Even though infection rates in Belarus are much less than elsewhere, Hasan says that social isolation is vital of anyone who might suspect that have been in contact with infected persons: “COVID-19 is difficult to diagnose based on symptoms—not even mentioning that in many cases it tends to be asymptomatic. If it was easy to detect, we wouldn’t have to spend millions on tests. It doesn’t make sense to test everyone – no guarantee that a tested person with negative results won’t get infected later. It would be great if we could separate the tested in special baskets like in a game. But in real life it’s not possible, life continues. That’s why self-isolation is so important. This is what I try to convince my patients of as well.”
Working and living in Belarus, Hasan doesn’t forget his roots and follows the COVID-19 situation developments in Bangladesh as well:
“Of course, I am worried about the situation in Bangladesh. The country is smaller than Belarus in terms of territory, but it is much more densely populated – 170 million people live there. It makes it very difficult to follow the simplest recommendation: Keep your distance! The spread of the virus there is just a matter of time, I am afraid”.
As our conversation continues, we switch from the hot topic of COVID-19 to Hasan’s experience as migrant working in the medical field.
“I am not the only doctor with a migration background working in Belarus: there are specialists from Ecuador, Lebanon, India, and other countries”, he says.
“I have to say that I have never had any problems with my patients due to my foreign looks.
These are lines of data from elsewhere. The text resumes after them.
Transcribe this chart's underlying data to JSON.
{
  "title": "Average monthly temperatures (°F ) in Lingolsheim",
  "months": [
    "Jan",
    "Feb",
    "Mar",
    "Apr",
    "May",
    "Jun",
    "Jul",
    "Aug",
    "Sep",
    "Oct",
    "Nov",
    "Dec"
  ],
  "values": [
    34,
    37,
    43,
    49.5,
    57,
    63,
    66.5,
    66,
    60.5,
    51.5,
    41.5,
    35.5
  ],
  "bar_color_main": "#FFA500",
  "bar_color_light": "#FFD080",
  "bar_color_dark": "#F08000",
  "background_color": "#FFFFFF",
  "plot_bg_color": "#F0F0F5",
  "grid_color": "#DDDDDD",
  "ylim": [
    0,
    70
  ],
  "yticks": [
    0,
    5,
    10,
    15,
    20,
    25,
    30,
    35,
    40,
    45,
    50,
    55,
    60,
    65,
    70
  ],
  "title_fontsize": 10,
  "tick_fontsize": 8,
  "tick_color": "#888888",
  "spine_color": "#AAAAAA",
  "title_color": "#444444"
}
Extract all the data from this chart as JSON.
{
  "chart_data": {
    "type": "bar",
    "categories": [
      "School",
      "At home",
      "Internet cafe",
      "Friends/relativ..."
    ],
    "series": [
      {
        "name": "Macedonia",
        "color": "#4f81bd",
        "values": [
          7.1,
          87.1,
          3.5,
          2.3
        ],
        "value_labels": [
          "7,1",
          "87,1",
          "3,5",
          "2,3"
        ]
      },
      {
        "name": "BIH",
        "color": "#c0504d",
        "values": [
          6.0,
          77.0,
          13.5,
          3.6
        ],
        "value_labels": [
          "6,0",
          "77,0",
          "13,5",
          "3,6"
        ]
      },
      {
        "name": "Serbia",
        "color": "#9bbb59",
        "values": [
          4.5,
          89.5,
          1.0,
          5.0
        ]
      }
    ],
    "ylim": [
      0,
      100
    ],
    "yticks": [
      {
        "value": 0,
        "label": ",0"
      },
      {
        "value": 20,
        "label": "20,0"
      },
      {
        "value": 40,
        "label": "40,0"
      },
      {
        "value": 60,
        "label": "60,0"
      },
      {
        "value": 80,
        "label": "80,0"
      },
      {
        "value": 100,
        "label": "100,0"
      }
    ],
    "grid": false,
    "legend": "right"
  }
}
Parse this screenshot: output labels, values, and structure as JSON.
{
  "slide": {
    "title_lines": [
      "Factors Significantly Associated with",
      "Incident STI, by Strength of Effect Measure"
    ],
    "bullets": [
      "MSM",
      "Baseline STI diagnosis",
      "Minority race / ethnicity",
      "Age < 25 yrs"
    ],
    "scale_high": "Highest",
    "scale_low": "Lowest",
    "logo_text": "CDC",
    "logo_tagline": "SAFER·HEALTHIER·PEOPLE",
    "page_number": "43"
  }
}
I establish a good contact with my patients very easily. I believe that being a doctor is not only to establish diagnosis and prescribe medicines; but also to make a person feel comfortable, find a common language and trust, and, finally, understand their feelings. In fact, some patients come from other cities to see me in Minsk. And I must say that I am very thankful for this trust.”
Dr Hasan is truly at home in Belarus these days, but he’s definitely an advocate for migrants and how they can contribute to their host societies.
“Migrants should be given an opportunity to share their knowledge and expertise, they should be able to seize an opportunity to work in a country. Diversity makes a society stronger and changes attitudes towards migrants. I can judge from my own experience,” he smiles.